TEACH

Do your teaching strategies result in students learning what is expected of them by parents, local and state school system leaders, community members, and business leaders? Do your teaching strategies reflect what is known about world class teaching?
According to Stigler and Hiebert (1999), lessons "are the most common form of teaching. Classroom teaching, as it is known around the world, plays out through daily lessons." In the TaskBuilder Figure 8 Strategy the term standards-based instruction task is used as a synonym for a lesson or lesson plan. Here are some teaching characteristics of lessons from classrooms with world class performance in mathematics.
  1. A great deal of attention is given to lesson plan development;

  2. Lessons are planned as complete experiences -- as stories with a beginning, a middle, and an end;

  3. Lessons tell a tightly connected, coherent story; the teacher must build a visible record of the pieces as they unfold so connections can be drawn between them; and the lessons cannot be sidetracked or broken by interruptions;

  4. Their meaning is found in the connections between the parts.
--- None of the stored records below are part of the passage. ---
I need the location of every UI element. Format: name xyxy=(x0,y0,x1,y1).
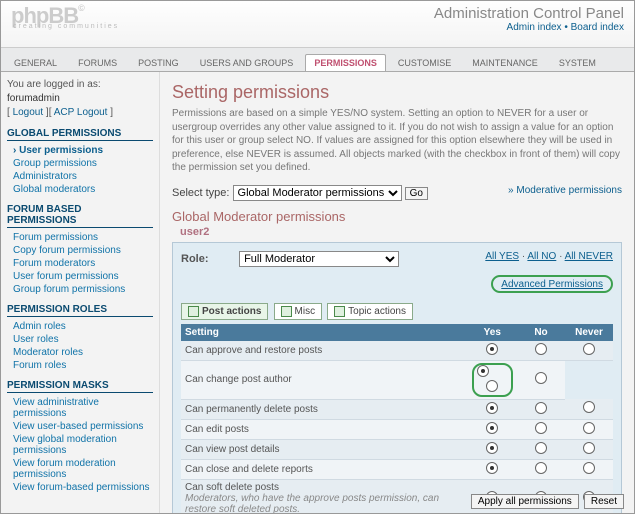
section-heading: Global Moderator permissions xyxy=(172,209,622,224)
radio-never[interactable] xyxy=(535,372,547,384)
select-type[interactable]: Global Moderator permissions xyxy=(233,185,402,201)
th-no[interactable]: No xyxy=(517,324,565,341)
content-heading: Setting permissions xyxy=(172,82,622,103)
tab-general[interactable]: GENERAL xyxy=(5,54,66,71)
table-row: Can approve and restore posts xyxy=(181,341,613,361)
radio-never[interactable] xyxy=(583,343,595,355)
acp-logout-link[interactable]: ACP Logout xyxy=(54,107,108,118)
table-row: Can change post author xyxy=(181,360,613,399)
radio-no[interactable] xyxy=(535,402,547,414)
main-tabs: GENERAL FORUMS POSTING USERS AND GROUPS … xyxy=(1,48,634,72)
checkbox-icon xyxy=(281,306,292,317)
radio-no[interactable] xyxy=(535,422,547,434)
radio-no[interactable] xyxy=(535,343,547,355)
sidebar-copy-forum-permissions[interactable]: Copy forum permissions xyxy=(7,244,153,257)
radio-yes[interactable] xyxy=(477,365,489,377)
sidebar-user-forum-permissions[interactable]: User forum permissions xyxy=(7,270,153,283)
sidebar-group-forum-permissions[interactable]: Group forum permissions xyxy=(7,283,153,296)
radio-no[interactable] xyxy=(486,380,498,392)
sidebar-user-roles[interactable]: User roles xyxy=(7,333,153,346)
table-row: Can permanently delete posts xyxy=(181,399,613,419)
subtab-topic-actions[interactable]: Topic actions xyxy=(327,303,413,320)
all-links: All YES · All NO · All NEVER xyxy=(485,251,613,262)
tab-users-groups[interactable]: USERS AND GROUPS xyxy=(191,54,303,71)
user-label: user2 xyxy=(180,226,622,238)
sidebar-global-moderators[interactable]: Global moderators xyxy=(7,183,153,196)
board-index-link[interactable]: Board index xyxy=(571,22,624,33)
sidebar-moderator-roles[interactable]: Moderator roles xyxy=(7,346,153,359)
all-yes-link[interactable]: All YES xyxy=(485,251,519,262)
th-setting: Setting xyxy=(181,324,468,341)
radio-never[interactable] xyxy=(583,422,595,434)
cat-permission-masks: PERMISSION MASKS xyxy=(7,380,153,393)
sidebar-view-admin-perms[interactable]: View administrative permissions xyxy=(7,396,153,420)
sidebar-view-forum-mod-perms[interactable]: View forum moderation permissions xyxy=(7,457,153,481)
tab-system[interactable]: SYSTEM xyxy=(550,54,605,71)
radio-yes[interactable] xyxy=(486,442,498,454)
logout-link[interactable]: Logout xyxy=(13,107,44,118)
radio-never[interactable] xyxy=(583,401,595,413)
go-button[interactable]: Go xyxy=(405,187,428,200)
radio-never[interactable] xyxy=(583,462,595,474)
checkbox-icon xyxy=(188,306,199,317)
sidebar-view-global-mod-perms[interactable]: View global moderation permissions xyxy=(7,433,153,457)
radio-yes[interactable] xyxy=(486,343,498,355)
moderative-permissions-link[interactable]: » Moderative permissions xyxy=(508,185,622,196)
tab-posting[interactable]: POSTING xyxy=(129,54,188,71)
role-select[interactable]: Full Moderator xyxy=(239,251,399,267)
th-never[interactable]: Never xyxy=(565,324,613,341)
sidebar-administrators[interactable]: Administrators xyxy=(7,170,153,183)
tab-customise[interactable]: CUSTOMISE xyxy=(389,54,460,71)
all-no-link[interactable]: All NO xyxy=(527,251,556,262)
radio-yes[interactable] xyxy=(486,462,498,474)
permissions-panel: All YES · All NO · All NEVER Role: Full … xyxy=(172,242,622,514)
highlight-oval xyxy=(472,363,513,397)
all-never-link[interactable]: All NEVER xyxy=(565,251,613,262)
radio-no[interactable] xyxy=(535,442,547,454)
select-type-label: Select type: xyxy=(172,187,233,199)
logo-subtitle: creating communities xyxy=(13,23,119,30)
permissions-table: Setting Yes No Never Can approve and res… xyxy=(181,324,613,514)
sidebar-user-permissions[interactable]: User permissions xyxy=(7,144,153,157)
cat-permission-roles: PERMISSION ROLES xyxy=(7,304,153,317)
table-row: Can view post details xyxy=(181,439,613,459)
advanced-oval: Advanced Permissions xyxy=(491,275,613,293)
sidebar-group-permissions[interactable]: Group permissions xyxy=(7,157,153,170)
sidebar-forum-roles[interactable]: Forum roles xyxy=(7,359,153,372)
admin-index-link[interactable]: Admin index xyxy=(507,22,562,33)
sidebar-view-user-perms[interactable]: View user-based permissions xyxy=(7,420,153,433)
checkbox-icon xyxy=(334,306,345,317)
sidebar-forum-moderators[interactable]: Forum moderators xyxy=(7,257,153,270)
radio-yes[interactable] xyxy=(486,402,498,414)
content-desc: Permissions are based on a simple YES/NO… xyxy=(172,107,622,175)
radio-yes[interactable] xyxy=(486,422,498,434)
sidebar-view-forum-perms[interactable]: View forum-based permissions xyxy=(7,481,153,494)
sidebar-forum-permissions[interactable]: Forum permissions xyxy=(7,231,153,244)
th-yes[interactable]: Yes xyxy=(468,324,517,341)
page-title: Administration Control Panel xyxy=(434,5,624,22)
subtab-post-actions[interactable]: Post actions xyxy=(181,303,268,320)
subtab-misc[interactable]: Misc xyxy=(274,303,323,320)
tab-maintenance[interactable]: MAINTENANCE xyxy=(463,54,547,71)
radio-no[interactable] xyxy=(535,462,547,474)
apply-all-permissions-button[interactable]: Apply all permissions xyxy=(471,494,579,509)
table-row: Can edit posts xyxy=(181,419,613,439)
reset-button[interactable]: Reset xyxy=(584,494,624,509)
radio-never[interactable] xyxy=(583,442,595,454)
cat-forum-perms: FORUM BASED PERMISSIONS xyxy=(7,204,153,228)
sidebar-admin-roles[interactable]: Admin roles xyxy=(7,320,153,333)
table-row: Can close and delete reports xyxy=(181,459,613,479)
role-label: Role: xyxy=(181,253,236,265)
tab-permissions[interactable]: PERMISSIONS xyxy=(305,54,386,71)
cat-global-perms: GLOBAL PERMISSIONS xyxy=(7,128,153,141)
login-info: You are logged in as: forumadmin [ Logou… xyxy=(7,78,153,120)
advanced-permissions-link[interactable]: Advanced Permissions xyxy=(501,279,603,290)
tab-forums[interactable]: FORUMS xyxy=(69,54,126,71)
If you stay for only the beginning, or leave before the end, you miss the point;

  5. To succeed lessons like these must be coherent. The pieces must relate to one another in clear ways. And the lessons must flow along, free from interruptions and unrelated activities.

The TaskBuilder Figure 8 Strategy helps teachers to benchmark and deliver teaching strategies that reflect world class performance and results in increases on classroom and high stakes tests and assessments.